Julie may perhaps feel she is a rebel, but all she has accomplished is don the uniform of the team she hangs out with. The transform is as lasting as her age. Enable her rebel with the factors which do not make any difference, and do not concede on anything which does make any difference.
If we throw enjoy and treatment at our little ones, mixed with a reasonable amount of money of willpower, factors practically always change out suitable.
Wayne & Tamara
As well Much
I am in a good partnership for shut to a year. I am divorced for the reason that my ex experienced an affair, and we were quite unhappy. Right before this I trustworthy each individual I was with.
I believe in my new girlfriend, but she has a childhood buddy who is continue to a buddy to her, and they have experienced sexual associations many situations. In a the latest vacation in the vicinity of where he life, I advised we get with each other and have supper. She claimed it would be uncomfortable, and she was hesitant to introduce us.
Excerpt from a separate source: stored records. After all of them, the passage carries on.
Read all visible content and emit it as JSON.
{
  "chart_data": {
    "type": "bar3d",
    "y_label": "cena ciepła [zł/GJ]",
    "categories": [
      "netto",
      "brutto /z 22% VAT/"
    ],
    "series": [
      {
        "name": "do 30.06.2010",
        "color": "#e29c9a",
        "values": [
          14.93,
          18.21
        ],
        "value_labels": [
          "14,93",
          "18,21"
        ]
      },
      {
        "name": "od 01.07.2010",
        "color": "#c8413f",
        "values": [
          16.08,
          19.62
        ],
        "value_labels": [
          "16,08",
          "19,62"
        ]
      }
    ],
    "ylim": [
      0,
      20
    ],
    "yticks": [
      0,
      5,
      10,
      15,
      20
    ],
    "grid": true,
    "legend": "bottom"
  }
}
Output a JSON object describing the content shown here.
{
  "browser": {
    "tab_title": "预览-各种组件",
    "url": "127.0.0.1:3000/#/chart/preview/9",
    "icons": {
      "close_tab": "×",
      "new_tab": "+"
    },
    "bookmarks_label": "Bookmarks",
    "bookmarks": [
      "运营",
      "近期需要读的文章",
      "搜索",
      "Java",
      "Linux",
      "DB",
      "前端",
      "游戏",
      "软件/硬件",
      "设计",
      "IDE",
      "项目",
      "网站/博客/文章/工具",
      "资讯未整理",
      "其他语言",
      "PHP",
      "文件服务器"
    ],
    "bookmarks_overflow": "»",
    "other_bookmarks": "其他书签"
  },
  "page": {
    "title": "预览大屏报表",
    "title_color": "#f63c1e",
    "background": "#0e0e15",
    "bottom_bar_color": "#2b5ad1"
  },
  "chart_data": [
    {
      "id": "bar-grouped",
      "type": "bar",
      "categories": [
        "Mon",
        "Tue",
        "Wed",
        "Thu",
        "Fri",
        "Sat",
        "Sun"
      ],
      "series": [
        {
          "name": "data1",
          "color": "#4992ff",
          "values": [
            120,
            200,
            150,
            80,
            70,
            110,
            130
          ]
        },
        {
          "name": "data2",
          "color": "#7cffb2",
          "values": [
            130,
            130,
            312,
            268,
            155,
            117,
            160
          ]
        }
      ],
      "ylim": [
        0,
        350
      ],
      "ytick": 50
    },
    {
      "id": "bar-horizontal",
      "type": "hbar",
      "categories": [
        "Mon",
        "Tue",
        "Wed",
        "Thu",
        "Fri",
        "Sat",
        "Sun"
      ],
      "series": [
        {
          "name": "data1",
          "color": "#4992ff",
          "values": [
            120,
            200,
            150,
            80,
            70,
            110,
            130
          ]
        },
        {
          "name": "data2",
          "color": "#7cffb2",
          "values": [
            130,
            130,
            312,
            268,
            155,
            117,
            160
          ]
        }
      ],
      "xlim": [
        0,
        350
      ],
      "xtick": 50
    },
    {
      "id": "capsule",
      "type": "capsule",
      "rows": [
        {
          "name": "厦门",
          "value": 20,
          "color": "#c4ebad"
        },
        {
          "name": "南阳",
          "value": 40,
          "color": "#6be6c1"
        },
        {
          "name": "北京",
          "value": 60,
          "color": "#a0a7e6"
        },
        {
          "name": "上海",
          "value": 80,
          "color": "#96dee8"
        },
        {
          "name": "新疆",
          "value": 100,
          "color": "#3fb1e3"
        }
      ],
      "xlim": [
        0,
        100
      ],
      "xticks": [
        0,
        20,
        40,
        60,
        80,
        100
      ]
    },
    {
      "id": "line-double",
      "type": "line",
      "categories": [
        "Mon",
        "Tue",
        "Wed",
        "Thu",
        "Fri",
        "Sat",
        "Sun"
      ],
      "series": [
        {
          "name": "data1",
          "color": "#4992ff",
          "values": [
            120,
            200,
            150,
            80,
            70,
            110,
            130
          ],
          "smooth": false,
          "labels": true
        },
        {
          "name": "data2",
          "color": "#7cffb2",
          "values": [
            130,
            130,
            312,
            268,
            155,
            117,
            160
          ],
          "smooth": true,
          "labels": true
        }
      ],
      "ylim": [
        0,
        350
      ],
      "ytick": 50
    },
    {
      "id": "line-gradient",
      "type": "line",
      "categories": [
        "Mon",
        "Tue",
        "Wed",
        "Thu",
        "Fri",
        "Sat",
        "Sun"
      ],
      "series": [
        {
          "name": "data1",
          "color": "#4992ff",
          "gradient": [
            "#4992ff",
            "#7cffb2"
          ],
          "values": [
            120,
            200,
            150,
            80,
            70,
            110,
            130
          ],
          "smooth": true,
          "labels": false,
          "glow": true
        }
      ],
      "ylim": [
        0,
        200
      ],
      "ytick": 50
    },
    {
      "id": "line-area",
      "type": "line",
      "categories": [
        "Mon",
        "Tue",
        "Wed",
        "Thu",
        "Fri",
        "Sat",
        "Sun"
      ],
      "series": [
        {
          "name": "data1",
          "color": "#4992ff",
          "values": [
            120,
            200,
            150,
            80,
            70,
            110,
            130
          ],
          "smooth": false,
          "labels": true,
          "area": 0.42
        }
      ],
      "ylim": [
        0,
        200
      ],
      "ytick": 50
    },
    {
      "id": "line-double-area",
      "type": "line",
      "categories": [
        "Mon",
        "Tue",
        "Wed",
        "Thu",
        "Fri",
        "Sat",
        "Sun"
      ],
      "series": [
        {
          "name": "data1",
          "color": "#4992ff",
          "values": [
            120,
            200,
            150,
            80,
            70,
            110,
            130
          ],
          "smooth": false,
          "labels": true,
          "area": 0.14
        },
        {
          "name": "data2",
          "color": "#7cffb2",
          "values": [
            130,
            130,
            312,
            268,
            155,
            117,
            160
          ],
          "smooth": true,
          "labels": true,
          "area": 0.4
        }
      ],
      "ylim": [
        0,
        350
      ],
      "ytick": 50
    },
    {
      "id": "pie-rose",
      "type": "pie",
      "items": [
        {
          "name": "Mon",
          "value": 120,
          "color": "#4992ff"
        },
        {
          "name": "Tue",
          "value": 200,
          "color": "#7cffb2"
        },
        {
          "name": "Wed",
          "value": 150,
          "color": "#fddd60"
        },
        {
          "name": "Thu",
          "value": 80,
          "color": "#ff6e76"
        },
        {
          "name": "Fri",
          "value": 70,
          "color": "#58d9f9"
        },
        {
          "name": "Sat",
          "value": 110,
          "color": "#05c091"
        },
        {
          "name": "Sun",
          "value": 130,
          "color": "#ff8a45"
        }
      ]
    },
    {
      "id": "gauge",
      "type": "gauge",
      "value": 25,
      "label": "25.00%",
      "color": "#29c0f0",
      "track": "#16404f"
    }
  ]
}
I did not press the issue. Now my girlfriend would like to go and remain with his mother, or him as significantly as I know, and get absent for the weekend. She mentioned she would be heading to supper and hanging out with him. She also stated what they shared is around and more experimentation than anything else.
I have not been invited, nor would I really like to go. I am not pleased about it. Am I producing a major deal out of almost nothing?
Roger, why would not you have a challenge? Your girlfriend of a year is heading to shell out a weekend with a person she's experienced sex with, a person she does not want you to meet.
Her clarification that sex involving them was experimental is not reassuring. Does it indicate she can have sex outside the house a fully commited, long-expression, monogamous partnership? Would she like this person to dedicate to her and he will not, but she retains striving? Is this vacation an attempt to pit just one person in opposition to yet another?
Trust and fidelity are absolute essentials in a partnership, and she is creating you issue about both of those. You are worried if you put your foot down it may perhaps finish the partnership, but if you foresee marriage to this female, you need to.
Wanting a partnership is just one issue. Allowing anyone check and break its restrictions is yet another. You can not settle for fewer and get more.
When another person checks the bonds of a partnership to this extent, and you do not protest, they do not respect you more. They treat you like a doormat.